The case of Amanda Knox has captivated readers on both sides of the Atlantic for seven years. And why not? It has all the elements necessary for drama, controversy, and suspense. A beautiful, fresh-faced 20-year-old college junior from Seattle goes to Perugia, Italy for her junior year abroad and rooms with a brilliant British student named Meredith Kercher. Meredith is brutally murdered and Amanda Knox, her Italian boyfriend, Raffaele Sollecito, and an acquaintance named Rudy Guede are accused and convicted of the crime. According to the original prosecutors, and an abundance of physical evidence, Guede struck at least one of the fatal blows. He was sentenced to 30 years in prison but his sentence was reduced on appeal to 16 years.
Amanda and Raffaele’s case was less clear-cut as neither convincing motives nor much physical evidence was apparent. After spending four years in prison, both were exonerated by an appeals court in 2011. Amanda came home to largely welcoming American arms, her case held up as an example of hostility to Americans abroad. She made the talk show circuit and wrote a book that garnered her a reported $4,000,000 advance.
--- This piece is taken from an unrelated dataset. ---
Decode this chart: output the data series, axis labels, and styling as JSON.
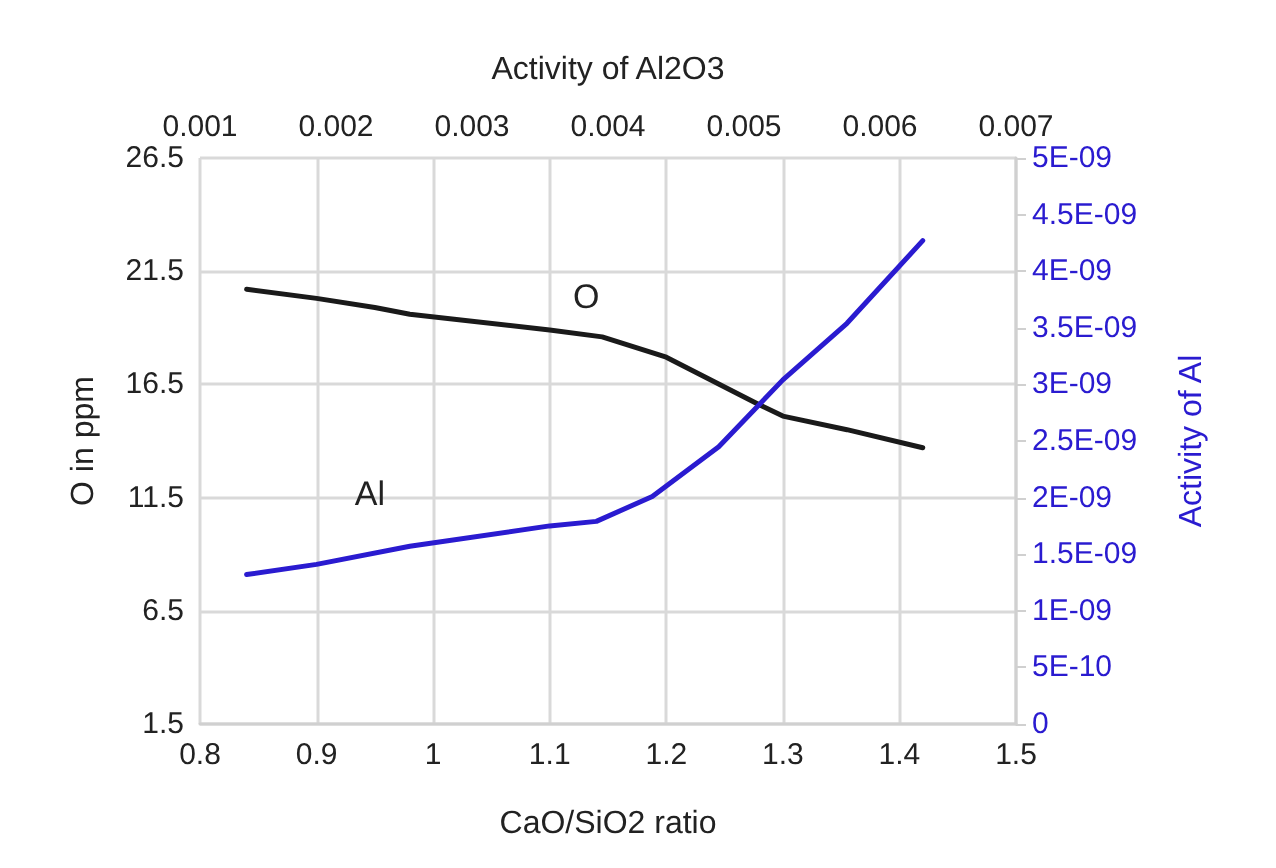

But it didn’t end there. Across “the pond,” where Meredith Kercher’s family mourns her, it was a different story. While many American tabloids presented Amanda as a vilified victim of the chaotic Italian justice system, the British tabloids mostly portrayed her as a cold-blooded murderer. Earlier this year, a Florence appeals court voided the acquittal and accused the pair of an even more severe crime than the original charge. They now claim that Amanda actually wielded the knife and struck the deadly blow, increasing her sentence to 28-and-a-half years. A new appeal has been scheduled before Italy’s highest Court of Cessation for March 25th. Amanda, who is now a freelance journalist covering human interest and theater stories for a Seattle newspaper, has said she won’t appear, though Italy may well request extradition.
You can’t make this stuff up. So why did I try just that in writing my novel The Perfect Mother? And why now? The Amanda Knox story has already spawned countless newspaper and magazine articles, at least four books, a television movie, a new feature film, and thousands of Twitter posts featuring passionate opinions hotly proclaiming her guilt or fervently defending her innocence. So why did I think anyone would want to read yet another book, this time a fictional account of the same story?
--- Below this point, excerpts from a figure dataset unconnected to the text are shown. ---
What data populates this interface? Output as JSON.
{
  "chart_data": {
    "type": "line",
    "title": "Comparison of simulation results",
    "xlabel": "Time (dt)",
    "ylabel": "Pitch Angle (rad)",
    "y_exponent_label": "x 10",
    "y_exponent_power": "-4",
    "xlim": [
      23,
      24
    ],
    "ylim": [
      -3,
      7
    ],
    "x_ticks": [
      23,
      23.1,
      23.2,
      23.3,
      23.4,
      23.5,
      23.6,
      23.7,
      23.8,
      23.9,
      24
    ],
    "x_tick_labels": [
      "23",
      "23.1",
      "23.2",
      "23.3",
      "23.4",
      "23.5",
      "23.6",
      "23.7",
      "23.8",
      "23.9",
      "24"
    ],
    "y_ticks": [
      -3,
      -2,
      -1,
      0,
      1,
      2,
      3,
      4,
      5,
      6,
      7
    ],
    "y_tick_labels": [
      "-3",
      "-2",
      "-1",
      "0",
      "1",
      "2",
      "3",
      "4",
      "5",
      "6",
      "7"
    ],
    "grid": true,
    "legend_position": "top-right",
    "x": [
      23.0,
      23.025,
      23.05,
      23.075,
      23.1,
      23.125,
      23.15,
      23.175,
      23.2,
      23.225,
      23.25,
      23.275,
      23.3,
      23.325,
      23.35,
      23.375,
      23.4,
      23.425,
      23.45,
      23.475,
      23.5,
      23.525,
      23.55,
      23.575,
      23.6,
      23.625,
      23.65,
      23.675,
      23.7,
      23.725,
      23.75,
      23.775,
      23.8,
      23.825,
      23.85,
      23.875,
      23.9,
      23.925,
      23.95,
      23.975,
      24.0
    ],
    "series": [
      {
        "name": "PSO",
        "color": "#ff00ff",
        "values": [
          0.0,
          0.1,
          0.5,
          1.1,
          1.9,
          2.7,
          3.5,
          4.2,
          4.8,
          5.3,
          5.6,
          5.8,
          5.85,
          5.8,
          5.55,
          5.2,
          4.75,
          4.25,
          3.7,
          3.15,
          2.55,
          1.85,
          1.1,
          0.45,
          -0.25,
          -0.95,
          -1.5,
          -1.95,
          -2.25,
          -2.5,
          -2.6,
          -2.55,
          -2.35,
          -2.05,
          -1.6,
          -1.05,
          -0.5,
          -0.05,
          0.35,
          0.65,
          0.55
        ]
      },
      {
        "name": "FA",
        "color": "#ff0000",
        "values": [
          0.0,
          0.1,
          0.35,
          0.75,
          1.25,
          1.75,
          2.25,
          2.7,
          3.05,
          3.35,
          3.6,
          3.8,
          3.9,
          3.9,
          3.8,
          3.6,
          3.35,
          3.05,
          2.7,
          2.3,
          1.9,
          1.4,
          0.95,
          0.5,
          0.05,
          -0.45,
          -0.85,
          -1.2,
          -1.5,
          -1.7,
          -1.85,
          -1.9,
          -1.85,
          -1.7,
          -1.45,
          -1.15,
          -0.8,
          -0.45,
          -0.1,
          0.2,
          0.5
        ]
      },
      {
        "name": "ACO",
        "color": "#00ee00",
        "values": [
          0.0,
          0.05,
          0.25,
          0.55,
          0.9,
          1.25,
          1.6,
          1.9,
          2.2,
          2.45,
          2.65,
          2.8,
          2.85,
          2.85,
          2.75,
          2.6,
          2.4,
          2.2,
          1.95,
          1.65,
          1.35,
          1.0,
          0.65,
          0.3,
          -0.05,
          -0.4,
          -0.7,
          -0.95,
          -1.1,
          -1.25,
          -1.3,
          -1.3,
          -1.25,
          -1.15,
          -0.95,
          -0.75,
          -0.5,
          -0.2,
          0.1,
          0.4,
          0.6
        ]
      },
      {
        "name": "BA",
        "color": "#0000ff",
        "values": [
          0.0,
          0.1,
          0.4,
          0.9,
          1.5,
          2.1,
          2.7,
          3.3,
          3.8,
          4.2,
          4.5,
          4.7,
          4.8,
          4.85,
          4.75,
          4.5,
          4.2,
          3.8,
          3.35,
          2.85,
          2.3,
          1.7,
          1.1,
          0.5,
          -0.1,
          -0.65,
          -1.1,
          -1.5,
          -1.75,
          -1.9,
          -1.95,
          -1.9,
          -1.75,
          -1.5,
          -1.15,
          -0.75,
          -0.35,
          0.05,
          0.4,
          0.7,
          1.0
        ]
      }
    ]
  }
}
The answer is pretty easy. First of all, although it was inspired by the Amanda Knox case, mine is a completely different story. The journalists were, quite correctly, writing about the principals in the case: Amanda, Meredith, Raffaele, Rudy Guede. But the larger questions that touch on emotional relationships, truth or lies, appearance and reality, love and trust, mothers and daughters are better cast as fiction. So after that initial inspiration, my imagination created the rest. The locale was not Perugia, but Seville, in Spain, a country I have lived in and love. The victim was a man said to have attempted to rape Emma (my rendering of Knox), whom she claimed was killed by a Good Samaritan after he tried to intervene. The mother believed she knew her daughter intimately—they were confidantes, or so she thought. Like many mothers, she had been proud of her daughter’s accomplishments, which she secretly believed reflected very well on her.
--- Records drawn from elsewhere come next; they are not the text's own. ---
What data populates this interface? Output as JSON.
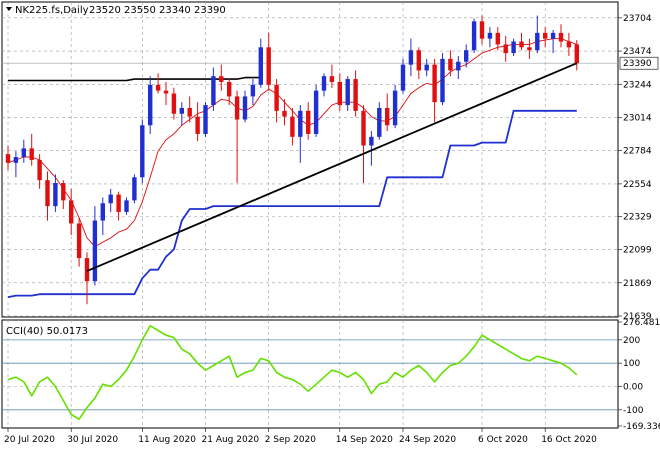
{
  "header": {
    "symbol": "NK225.fs,Daily",
    "ohlc": "23520 23550 23340 23390"
  },
  "colors": {
    "bull": "#1f2fd0",
    "bear": "#e01010",
    "kijun": "#1f2fd0",
    "tenkan": "#e01010",
    "trend": "#000000",
    "cci": "#66e000",
    "grid": "#9aa0a6",
    "level": "#5a8fb0"
  },
  "chart_data": [
    {
      "type": "candlestick",
      "title": "NK225.fs,Daily",
      "last_price": "23390",
      "ylim": [
        21639,
        23800
      ],
      "y_ticks": [
        "23704",
        "23474",
        "23244",
        "23014",
        "22784",
        "22554",
        "22329",
        "22099",
        "21869",
        "21639"
      ],
      "x_ticks": [
        "20 Jul 2020",
        "30 Jul 2020",
        "11 Aug 2020",
        "21 Aug 2020",
        "2 Sep 2020",
        "14 Sep 2020",
        "24 Sep 2020",
        "6 Oct 2020",
        "16 Oct 2020"
      ],
      "x_tick_index": [
        0,
        8,
        17,
        25,
        33,
        42,
        50,
        60,
        68
      ],
      "candles": [
        [
          22760,
          22820,
          22650,
          22700
        ],
        [
          22700,
          22780,
          22600,
          22740
        ],
        [
          22740,
          22860,
          22700,
          22800
        ],
        [
          22800,
          22900,
          22680,
          22720
        ],
        [
          22720,
          22760,
          22520,
          22580
        ],
        [
          22580,
          22640,
          22300,
          22400
        ],
        [
          22400,
          22620,
          22360,
          22560
        ],
        [
          22560,
          22580,
          22380,
          22440
        ],
        [
          22440,
          22520,
          22200,
          22280
        ],
        [
          22280,
          22320,
          21980,
          22040
        ],
        [
          22040,
          22080,
          21720,
          21880
        ],
        [
          21880,
          22400,
          21850,
          22300
        ],
        [
          22300,
          22460,
          22200,
          22420
        ],
        [
          22420,
          22520,
          22360,
          22480
        ],
        [
          22480,
          22500,
          22300,
          22360
        ],
        [
          22360,
          22460,
          22340,
          22440
        ],
        [
          22440,
          22620,
          22420,
          22600
        ],
        [
          22600,
          23000,
          22560,
          22960
        ],
        [
          22960,
          23300,
          22900,
          23240
        ],
        [
          23240,
          23320,
          23180,
          23200
        ],
        [
          23200,
          23260,
          23100,
          23180
        ],
        [
          23180,
          23220,
          23000,
          23040
        ],
        [
          23040,
          23120,
          22960,
          23080
        ],
        [
          23080,
          23160,
          22980,
          23020
        ],
        [
          23020,
          23120,
          22850,
          22900
        ],
        [
          22900,
          23120,
          22880,
          23100
        ],
        [
          23100,
          23360,
          23060,
          23300
        ],
        [
          23300,
          23380,
          23200,
          23260
        ],
        [
          23260,
          23280,
          23100,
          23160
        ],
        [
          23160,
          23200,
          22560,
          23000
        ],
        [
          23000,
          23200,
          22980,
          23160
        ],
        [
          23160,
          23280,
          23100,
          23240
        ],
        [
          23240,
          23560,
          23220,
          23500
        ],
        [
          23500,
          23600,
          23200,
          23240
        ],
        [
          23240,
          23280,
          22980,
          23060
        ],
        [
          23060,
          23140,
          22960,
          23020
        ],
        [
          23020,
          23080,
          22820,
          22880
        ],
        [
          22880,
          23100,
          22700,
          23060
        ],
        [
          23060,
          23120,
          22860,
          22900
        ],
        [
          22900,
          23240,
          22880,
          23200
        ],
        [
          23200,
          23320,
          23160,
          23300
        ],
        [
          23300,
          23380,
          23220,
          23260
        ],
        [
          23260,
          23320,
          23060,
          23100
        ],
        [
          23100,
          23300,
          23060,
          23280
        ],
        [
          23280,
          23340,
          23020,
          23060
        ],
        [
          23060,
          23100,
          22560,
          22820
        ],
        [
          22820,
          22920,
          22680,
          22880
        ],
        [
          22880,
          23120,
          22860,
          23080
        ],
        [
          23080,
          23180,
          22920,
          22960
        ],
        [
          22960,
          23240,
          22940,
          23200
        ],
        [
          23200,
          23420,
          23180,
          23380
        ],
        [
          23380,
          23560,
          23300,
          23480
        ],
        [
          23480,
          23500,
          23280,
          23340
        ],
        [
          23340,
          23420,
          23300,
          23380
        ],
        [
          23380,
          23420,
          22980,
          23120
        ],
        [
          23120,
          23460,
          23100,
          23420
        ],
        [
          23420,
          23480,
          23300,
          23340
        ],
        [
          23340,
          23440,
          23280,
          23400
        ],
        [
          23400,
          23520,
          23360,
          23480
        ],
        [
          23480,
          23700,
          23460,
          23680
        ],
        [
          23680,
          23720,
          23520,
          23560
        ],
        [
          23560,
          23640,
          23500,
          23600
        ],
        [
          23600,
          23640,
          23480,
          23520
        ],
        [
          23520,
          23580,
          23400,
          23460
        ],
        [
          23460,
          23560,
          23440,
          23540
        ],
        [
          23540,
          23600,
          23480,
          23500
        ],
        [
          23500,
          23560,
          23420,
          23480
        ],
        [
          23480,
          23720,
          23460,
          23600
        ],
        [
          23600,
          23640,
          23500,
          23560
        ],
        [
          23560,
          23620,
          23460,
          23600
        ],
        [
          23600,
          23660,
          23500,
          23540
        ],
        [
          23540,
          23600,
          23440,
          23500
        ],
        [
          23520,
          23550,
          23340,
          23390
        ]
      ],
      "tenkan": [
        22700,
        22720,
        22740,
        22740,
        22720,
        22660,
        22600,
        22520,
        22440,
        22320,
        22180,
        22120,
        22150,
        22180,
        22220,
        22240,
        22300,
        22430,
        22600,
        22780,
        22860,
        22900,
        22960,
        23000,
        23040,
        23060,
        23100,
        23140,
        23130,
        23080,
        23060,
        23090,
        23170,
        23210,
        23180,
        23120,
        23060,
        23000,
        22960,
        22980,
        23040,
        23100,
        23120,
        23120,
        23120,
        23080,
        23020,
        22990,
        22990,
        23020,
        23100,
        23180,
        23220,
        23250,
        23240,
        23280,
        23330,
        23360,
        23380,
        23420,
        23460,
        23480,
        23500,
        23510,
        23520,
        23520,
        23520,
        23540,
        23550,
        23560,
        23560,
        23540,
        23520
      ],
      "kijun": [
        21770,
        21780,
        21780,
        21780,
        21790,
        21790,
        21790,
        21790,
        21790,
        21790,
        21790,
        21790,
        21790,
        21790,
        21790,
        21790,
        21790,
        21900,
        21960,
        21960,
        22050,
        22100,
        22300,
        22380,
        22380,
        22380,
        22400,
        22400,
        22400,
        22400,
        22400,
        22400,
        22400,
        22400,
        22400,
        22400,
        22400,
        22400,
        22400,
        22400,
        22400,
        22400,
        22400,
        22400,
        22400,
        22400,
        22400,
        22400,
        22600,
        22600,
        22600,
        22600,
        22600,
        22600,
        22600,
        22600,
        22820,
        22820,
        22820,
        22820,
        22840,
        22840,
        22840,
        22840,
        23060,
        23060,
        23060,
        23060,
        23060,
        23060,
        23060,
        23060,
        23060
      ],
      "upper_line": [
        23270,
        23270,
        23270,
        23270,
        23270,
        23270,
        23270,
        23270,
        23270,
        23270,
        23270,
        23270,
        23270,
        23270,
        23270,
        23270,
        23280,
        23280,
        23280,
        23280,
        23280,
        23280,
        23280,
        23280,
        23280,
        23280,
        23280,
        23280,
        23280,
        23280,
        23290,
        23290,
        23290
      ],
      "trend_line": {
        "from": [
          10,
          21950
        ],
        "to": [
          72,
          23390
        ]
      }
    },
    {
      "type": "line",
      "title": "CCI(40) 50.0173",
      "ylim": [
        -169.336,
        276.4817
      ],
      "y_ticks": [
        "276.4817",
        "200",
        "100",
        "0.00",
        "-100",
        "-169.336"
      ],
      "levels": [
        200,
        100,
        -100
      ],
      "values": [
        30,
        40,
        20,
        -40,
        20,
        40,
        0,
        -60,
        -120,
        -140,
        -90,
        -50,
        10,
        0,
        30,
        70,
        130,
        200,
        260,
        240,
        220,
        210,
        160,
        140,
        100,
        70,
        90,
        110,
        130,
        40,
        60,
        70,
        120,
        110,
        60,
        40,
        30,
        10,
        -20,
        10,
        40,
        70,
        60,
        40,
        60,
        30,
        -30,
        10,
        20,
        60,
        40,
        70,
        90,
        60,
        20,
        60,
        90,
        100,
        130,
        170,
        220,
        200,
        180,
        160,
        140,
        120,
        110,
        130,
        120,
        110,
        100,
        80,
        50
      ]
    }
  ]
}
I wanted to ask the question I think every mother who is fascinated by the ins and outs of the real case wants answered. It’s a question that haunted me from the moment I first heard about Amanda Knox, because I, too, am a mother who adores her children. What would it feel like if it happened to ME? Because this critical tragedy didn’t only happen to the principals at the crime scene. It also happened to those who loved them, especially their parents. This goes a long way toward explaining our unending interest in this case. Given the increasingly frequent tragic suicides and school murders, often from people we had no reason to suspect, the question of how to recognize the danger signs becomes more and more urgent. We need to know how this seemingly clean-cut American girl who made Dean’s List and played on her school’s soccer team got caught up in something as ugly as this. In my novel, I wanted to probe further into the complexity of the parent/child relationship, to ask: How well do we know what our children are doing or are capable of? How much are we responsible for their actions? How much can we suspend belief to keep convinced of their innocence?
Ultimately, the Italian courts and Italian-American extradition agreements may decide the fate of Amanda Knox. But the larger questions the scandal has provoked? We may be asking those forever.